We make small talk. He says that the ghetto is overcrowded. They have had to deport many of the children and elderly, evacuate the hospitals, get rid of the sick. Too much disease. Deport is another name for eradicate. I suspect that Elsi is behind a corner close by, listening intently to this conversation.
“And you wouldn’t know about the unfortunate incident involving the killing of one of our men. Of course you wouldn’t—you had already left. Apart from her regrettable racial background, she has served us well.”
“I don’t understand. Who has served us well?”
“Lilli! She works for us, Willem. I thought you knew that! It was Lilli who revealed the names of the people who were setting fire to buildings. It turns out the woman she had befriended—you treated her once—had a daughter who was part of the group. Lilli is excellent at knowing the right questions to ask, at getting people to trust her.”
“Forgive me for my ignorance. I had no idea she was a spy.”
“Oh yes, one of our best,” he says. “I don’t normally believe in gratitude, especially toward Jews, but she is always coming to us with new information, and with your help—”
There is a sudden, loud clanging noise in the kitchen. Manz stands up.
“Please, stay seated . . . it is just my housekeeper. Excuse me while I check to see if anything is broken.”
In the kitchen, Elsi sits in the corner, one hand over her mouth. I rush to her and whisper in her ear.
“You have to trust me. Don’t make a noise,” I say. “I will find out the truth.”
Her eyes are wide. She is holding back a scream.
“Wait!” I put my han
d on her shoulder and scan behind me to check if he has followed me in. Elsi takes her hand away from her mouth. I am not sure what she will do if I leave her, but I must return to Manz and hope she stays hidden.
“My apologies for the interruption. Everything is fine,” I say, returning to my unwelcome guest. “Just a pot that has fallen on the floor.”
Manz eyes the doorway to the kitchen.
“Please. You were saying . . .”
“Simply that gleaning information is never too difficult. You know those Jews and Poles . . . They always protect themselves first. Friendships crumble for the sake of a nice coat and fresh milk and coal.”

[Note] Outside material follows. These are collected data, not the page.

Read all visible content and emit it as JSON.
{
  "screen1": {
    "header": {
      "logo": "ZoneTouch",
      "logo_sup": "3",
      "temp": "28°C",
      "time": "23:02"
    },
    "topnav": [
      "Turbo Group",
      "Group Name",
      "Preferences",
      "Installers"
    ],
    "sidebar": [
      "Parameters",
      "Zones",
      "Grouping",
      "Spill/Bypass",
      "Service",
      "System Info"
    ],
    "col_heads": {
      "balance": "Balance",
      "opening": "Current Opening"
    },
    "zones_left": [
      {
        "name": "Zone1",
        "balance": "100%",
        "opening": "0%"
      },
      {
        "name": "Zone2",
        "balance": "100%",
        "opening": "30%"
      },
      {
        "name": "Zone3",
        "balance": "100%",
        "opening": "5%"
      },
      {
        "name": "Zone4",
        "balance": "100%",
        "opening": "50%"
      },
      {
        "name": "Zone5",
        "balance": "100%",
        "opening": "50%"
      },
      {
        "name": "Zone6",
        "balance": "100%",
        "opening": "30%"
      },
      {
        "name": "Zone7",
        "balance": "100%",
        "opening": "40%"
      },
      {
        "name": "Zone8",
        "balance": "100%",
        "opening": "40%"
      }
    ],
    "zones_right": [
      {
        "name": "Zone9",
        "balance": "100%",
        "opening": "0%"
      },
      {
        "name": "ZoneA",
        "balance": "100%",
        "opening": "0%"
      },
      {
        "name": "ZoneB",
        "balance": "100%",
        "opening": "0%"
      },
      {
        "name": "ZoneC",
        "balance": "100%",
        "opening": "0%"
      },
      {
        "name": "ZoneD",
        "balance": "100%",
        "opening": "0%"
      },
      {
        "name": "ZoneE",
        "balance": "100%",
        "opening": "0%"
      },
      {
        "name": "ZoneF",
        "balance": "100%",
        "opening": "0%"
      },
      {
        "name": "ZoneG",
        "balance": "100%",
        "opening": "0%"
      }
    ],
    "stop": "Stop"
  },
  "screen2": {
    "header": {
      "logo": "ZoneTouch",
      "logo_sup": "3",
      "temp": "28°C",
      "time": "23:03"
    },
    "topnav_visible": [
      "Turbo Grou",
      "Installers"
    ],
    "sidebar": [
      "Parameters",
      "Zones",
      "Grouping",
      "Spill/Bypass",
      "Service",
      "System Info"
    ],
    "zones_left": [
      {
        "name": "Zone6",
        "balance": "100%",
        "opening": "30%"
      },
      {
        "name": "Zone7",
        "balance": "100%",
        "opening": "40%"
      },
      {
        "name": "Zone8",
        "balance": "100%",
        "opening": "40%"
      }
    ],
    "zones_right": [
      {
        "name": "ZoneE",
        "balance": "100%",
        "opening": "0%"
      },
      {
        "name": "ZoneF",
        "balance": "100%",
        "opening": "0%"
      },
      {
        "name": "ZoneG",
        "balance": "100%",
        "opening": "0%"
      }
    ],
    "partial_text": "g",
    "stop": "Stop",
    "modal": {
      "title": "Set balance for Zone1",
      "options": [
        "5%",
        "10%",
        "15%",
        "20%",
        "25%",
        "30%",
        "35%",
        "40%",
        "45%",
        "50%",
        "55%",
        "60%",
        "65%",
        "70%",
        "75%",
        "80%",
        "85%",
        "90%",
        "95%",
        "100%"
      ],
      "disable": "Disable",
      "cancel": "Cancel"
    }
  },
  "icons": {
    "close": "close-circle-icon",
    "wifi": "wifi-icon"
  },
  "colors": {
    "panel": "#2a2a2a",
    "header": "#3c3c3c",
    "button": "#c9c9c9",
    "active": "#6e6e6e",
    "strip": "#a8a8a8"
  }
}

“Yes, I imagine so,” I say. “If you send around the car, I will come and do as you asked, Hermann.” The time for familiarity in this instance only, since I, too, am about to request a favor. “I must ask that you tell no one I am here,” I say. “I prefer the solitude for a while.”
“Of course.”
“And another thing. Tonight, if you could, make sure there is a guard outside the door as is usual. I would feel more secure, in light of the fact that one of our own was murdered.” I use the word only to dramatize, to highlight my supposed concern.
“Yes, anything you need. Do you require more medicine?”
“Has anyone had access to the surgery and taken items I might need?”
“Absolutely not.” He is lying; perhaps the missing medicine was taken for himself.
“Then I believe there should still be enough.”
I walk him to the door, the negotiations of our arrangement nothing short of civil, even in times of genocide. Then he is gone, but the scent of his cologne still lingers.
Elsi rushes toward me. Her eyes are wide, frantic.
“I want to kill her!”
“Calm yourself,” I say. “Lilli will be left alone in the ghetto without the support of Manz. She will suffer there—I am certain.”
“It is not enough,” she says, eyes dry, hatred burning a hole inside her fragile heart.
“I will speak to her tonight,” I say. “I will find out the truth. Who knows what lies Manz will say to protect himself, to make himself look heroic?” This to appease her, but I am already treating this as truth. It is unlikely that Manz would make this up since I had already agreed to help him prior to this knowledge.